Mittwoch, 03.07.2024: Uwes Vater
Uwes Vater hatte ein "appes" Bein. So redeten wir als Kinder. Immer wenn ich zu Uwe zum Spielen kam, führte uns der Weg an der Werkstatt von Uwes Vater vorbei. Als Invalider konnte er wohl keiner Arbeit mehr nachgehen, werkelte aber als Tischler zwischen Holzlatten und Brettern, Keilen und Scharnieren. Immer roch es nach gelagertem Holz und Leim. Wenn Uwes Vater lief, zog er das Bein nach. Er trug fast immer einen Blaumann.
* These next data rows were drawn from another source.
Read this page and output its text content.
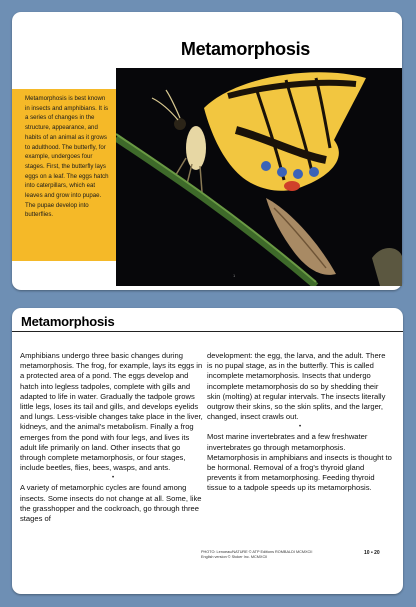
Metamorphosis
Metamorphosis is best known in insects and amphibians. It is a series of changes in the structure, appearance, and habits of an animal as it grows to adulthood. The butterfly, for example, undergoes four stages. First, the butterfly lays eggs on a leaf. The eggs hatch into caterpillars, which eat leaves and grow into pupae. The pupae develop into butterflies.
1
Metamorphosis

Amphibians undergo three basic changes during metamorphosis. The frog, for example, lays its eggs in a protected area of a pond. The eggs develop and hatch into legless tadpoles, complete with gills and adapted to life in water. Gradually the tadpole grows little legs, loses its tail and gills, and develops eyelids and lungs. Less-visible changes take place in the liver, kidneys, and the animal's metabolism. Finally a frog emerges from the pond with four legs, and lives its adult life primarily on land. Other insects that go through complete metamorphosis, or four stages, include beetles, flies, bees, wasps, and ants.

•

A variety of metamorphic cycles are found among insects. Some insects do not change at all. Some, like the grasshopper and the cockroach, go through three stages of

development: the egg, the larva, and the adult. There is no pupal stage, as in the butterfly. This is called incomplete metamorphosis. Insects that undergo incomplete metamorphosis do so by shedding their skin (molting) at regular intervals. The insects literally outgrow their skins, so the skin splits, and the larger, changed, insect crawls out.

•

Most marine invertebrates and a few freshwater invertebrates go through metamorphosis. Metamorphosis in amphibians and insects is thought to be hormonal. Removal of a frog's thyroid gland prevents it from metamorphosing. Feeding thyroid tissue to a tadpole speeds up its metamorphosis.

PHOTO: Lenoeau/NATURE © ATP Editions ROMBALDI MCMXCII
English version © Stoker Inc. MCMXCII
10 • 20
Wie es aber unter seinem Hosenbein aussah, erschloss sich mir erst, als eine ausrangierte Beinprothese inklusive Anschnallvorrichtung auf dem Holzstapel in der Werkstatt lag; fast, als wollte er das alte Holzbein weiterverarbeiten. Wir fragten nichts. Er sagte nichts. Nur wenige Worte mit oberschlesischem Dialekt. Wie viele seiner Jahrgänge blieben die Kriegserlebnisse eingeschachtelt und versenkt in der Tiefe wie in einer Holzkiste.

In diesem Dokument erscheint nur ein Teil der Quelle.